The forehead of Zeus split open to give birth to Minerva. Gummitch had been born from the waist-fold of a dirty old terrycloth bathrobe, Old Horsemeat's basic garment. The kitten was intuitively certain of it and had proved it to himself as well as any Descartes or Aristotle. In a kitten-size tuck of that ancient bathrobe the atoms of his body had gathered and quickened into life. His earliest memories were of snoozing wrapped in terrycloth, warmed by Old Horsemeat's heat. Old Horsemeat and Kitty-Come-Here were his true parents. The other theory of his origin, the one he heard Old Horsemeat and Kitty-Come-Here recount from time to time—that he had been the only surviving kitten of a litter abandoned next door, that he had had the shakes from vitamin deficiency and lost the tip of his tail and the hair on his paws and had to be nursed back to life and health with warm yellowish milk-and-vitamins fed from an eyedropper—that other theory was just one of those rationalizations with which mysterious nature cloaks the birth of heroes, perhaps wisely veiling the truth from minds unable to bear it, a rationalization as false as Kitty-Come-Here and Old Horsemeat's touching belief that Sissy and Baby were their children rather than the cubs of Ashurbanipal and Cleopatra.

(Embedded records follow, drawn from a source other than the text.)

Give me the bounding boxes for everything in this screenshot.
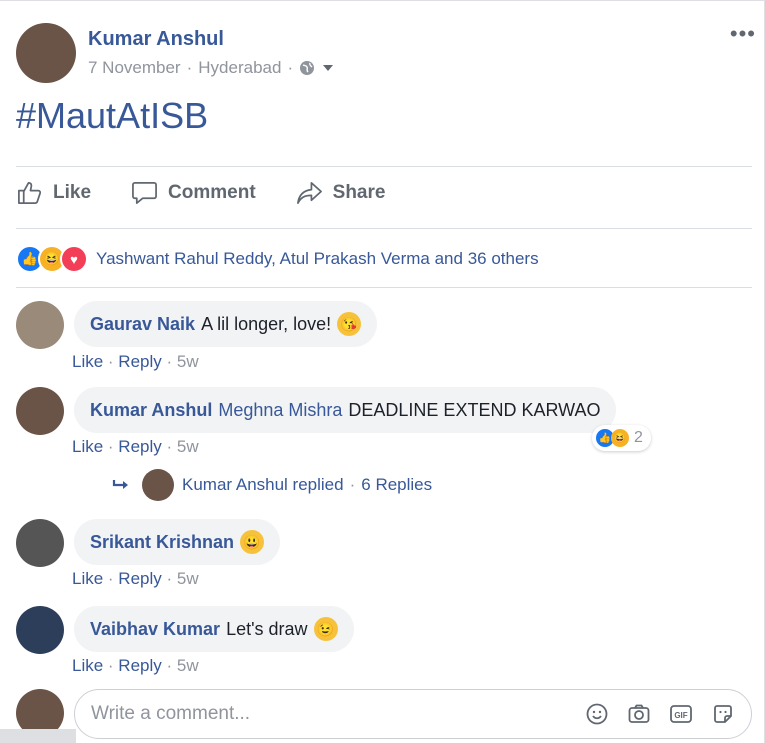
gif-icon[interactable]: GIF xyxy=(669,702,693,726)
comment-bubble: Gaurav Naik A lil longer, love! 😘 xyxy=(74,301,378,347)
replies-separator: · xyxy=(349,475,356,494)
comment-like-link[interactable]: Like xyxy=(72,569,103,588)
commenter-name[interactable]: Vaibhav Kumar xyxy=(90,619,220,640)
comment-bubble: Kumar Anshul Meghna Mishra DEADLINE EXTE… xyxy=(74,387,617,433)
comment-label: Comment xyxy=(168,181,256,203)
svg-text:GIF: GIF xyxy=(674,711,687,720)
comment-reply-link[interactable]: Reply xyxy=(118,437,161,456)
commenter-avatar[interactable] xyxy=(16,519,64,567)
commenter-avatar[interactable] xyxy=(16,301,64,349)
comment-time[interactable]: 5w xyxy=(177,352,199,371)
comment-text: Let's draw xyxy=(226,618,308,639)
comment-input[interactable]: Write a comment... GIF xyxy=(74,689,752,739)
comment-reply-link[interactable]: Reply xyxy=(118,352,161,371)
comment-bubble: Srikant Krishnan 😃 xyxy=(74,519,281,565)
like-button[interactable]: Like xyxy=(16,179,91,206)
mention-link[interactable]: Meghna Mishra xyxy=(218,400,342,421)
composer-tools: GIF xyxy=(585,702,735,726)
share-button[interactable]: Share xyxy=(296,179,386,206)
thumbs-up-icon xyxy=(18,181,42,204)
divider xyxy=(16,287,752,288)
camera-icon[interactable] xyxy=(627,702,651,726)
comment-time[interactable]: 5w xyxy=(177,437,199,456)
post-actions: Like Comment Share xyxy=(16,179,385,206)
globe-icon[interactable] xyxy=(299,60,315,76)
replies-text: Kumar Anshul replied xyxy=(182,475,344,494)
reaction-names[interactable]: Yashwant Rahul Reddy, Atul Prakash Verma… xyxy=(96,249,539,269)
comment-reaction-badge[interactable]: 👍 😆 2 xyxy=(592,425,651,451)
comment-time[interactable]: 5w xyxy=(177,569,199,588)
chevron-down-icon[interactable] xyxy=(321,61,335,75)
author-avatar[interactable] xyxy=(16,23,76,83)
share-label: Share xyxy=(332,181,386,203)
facebook-post: Kumar Anshul 7 November · Hyderabad · ••… xyxy=(0,0,765,743)
more-options-icon[interactable]: ••• xyxy=(730,21,756,47)
reply-arrow-icon xyxy=(112,480,128,489)
share-arrow-icon xyxy=(296,181,322,204)
comment-text: A lil longer, love! xyxy=(201,313,332,334)
grinning-face-icon: 😃 xyxy=(240,530,265,554)
comment-like-link[interactable]: Like xyxy=(72,437,103,456)
comment-button[interactable]: Comment xyxy=(131,179,256,206)
emoji-icon[interactable] xyxy=(585,702,609,726)
author-name[interactable]: Kumar Anshul xyxy=(88,28,224,51)
commenter-name[interactable]: Srikant Krishnan xyxy=(90,532,234,553)
replies-count: 6 Replies xyxy=(361,475,433,494)
comment-placeholder[interactable]: Write a comment... xyxy=(91,703,585,725)
post-meta: 7 November · Hyderabad · xyxy=(88,58,335,78)
love-reaction-icon: ♥ xyxy=(60,245,88,273)
comment-links: Like · Reply · 5w xyxy=(72,569,199,588)
haha-reaction-icon: 😆 xyxy=(611,429,629,447)
reactions-summary[interactable]: 👍 😆 ♥ Yashwant Rahul Reddy, Atul Prakash… xyxy=(16,245,539,273)
post-hashtag[interactable]: #MautAtISB xyxy=(16,95,208,137)
kissing-face-icon: 😘 xyxy=(337,312,362,336)
comment-reply-link[interactable]: Reply xyxy=(118,569,161,588)
view-replies-link[interactable]: Kumar Anshul replied · 6 Replies xyxy=(112,469,432,501)
commenter-name[interactable]: Gaurav Naik xyxy=(90,314,195,335)
comment-bubble: Vaibhav Kumar Let's draw 😉 xyxy=(74,606,354,652)
sticker-icon[interactable] xyxy=(711,702,735,726)
commenter-avatar[interactable] xyxy=(16,606,64,654)
comment-text: DEADLINE EXTEND KARWAO xyxy=(348,399,601,420)
comment-links: Like · Reply · 5w xyxy=(72,437,199,456)
commenter-name[interactable]: Kumar Anshul xyxy=(90,400,212,421)
divider xyxy=(16,166,752,167)
post-location[interactable]: Hyderabad xyxy=(198,58,281,78)
reaction-count: 2 xyxy=(634,429,643,446)
like-label: Like xyxy=(53,181,92,203)
winking-face-icon: 😉 xyxy=(313,617,338,641)
post-date[interactable]: 7 November xyxy=(88,58,181,78)
meta-separator: · xyxy=(186,58,193,77)
comment-reply-link[interactable]: Reply xyxy=(118,656,161,675)
comment-icon xyxy=(132,181,157,204)
divider xyxy=(16,228,752,229)
bottom-scroll-area xyxy=(0,729,76,743)
meta-separator: · xyxy=(287,58,294,77)
replier-avatar[interactable] xyxy=(142,469,174,501)
commenter-avatar[interactable] xyxy=(16,387,64,435)
comment-links: Like · Reply · 5w xyxy=(72,352,199,371)
comment-like-link[interactable]: Like xyxy=(72,656,103,675)
comment-like-link[interactable]: Like xyxy=(72,352,103,371)
comment-links: Like · Reply · 5w xyxy=(72,656,199,675)
comment-time[interactable]: 5w xyxy=(177,656,199,675)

The day that Gummitch had discovered by pure intuition the secret of his birth he had been filled with a wild instant excitement. He had only kept it from tearing him to pieces by rushing out to the kitchen and striking and devouring a fried scallop, torturing it fiendishly first for twenty minutes.
And the secret of his birth was only the beginning. His intellectual faculties aroused, Gummitch had two days later intuited a further and greater secret: since he was the child of humans he would, upon reaching this maturation date of which Old Horsemeat had spoken, turn not into a sullen torn but into a godlike human youth with reddish golden hair the color of his present fur. He would be poured coffee; and he would instantly be able to talk, probably in all languages. While Sissy (how clear it was now!) would at approximately the same time shrink and fur out into a sharp-clawed and vicious she-cat dark as her hair, sex and self-love her only concerns, first harem-mate for Cleopatra, concubine to Mhurbanipal.
Exactly the same was true, Gummitch realized at once, for all kittens and babies, all humans and cats, wherever they might dwell. Metamorphosis was as much a part of the fabric of their lives as it was of the insects'. It was also the basic fact underlying all legends of werewolves, vampires and witches' familiars.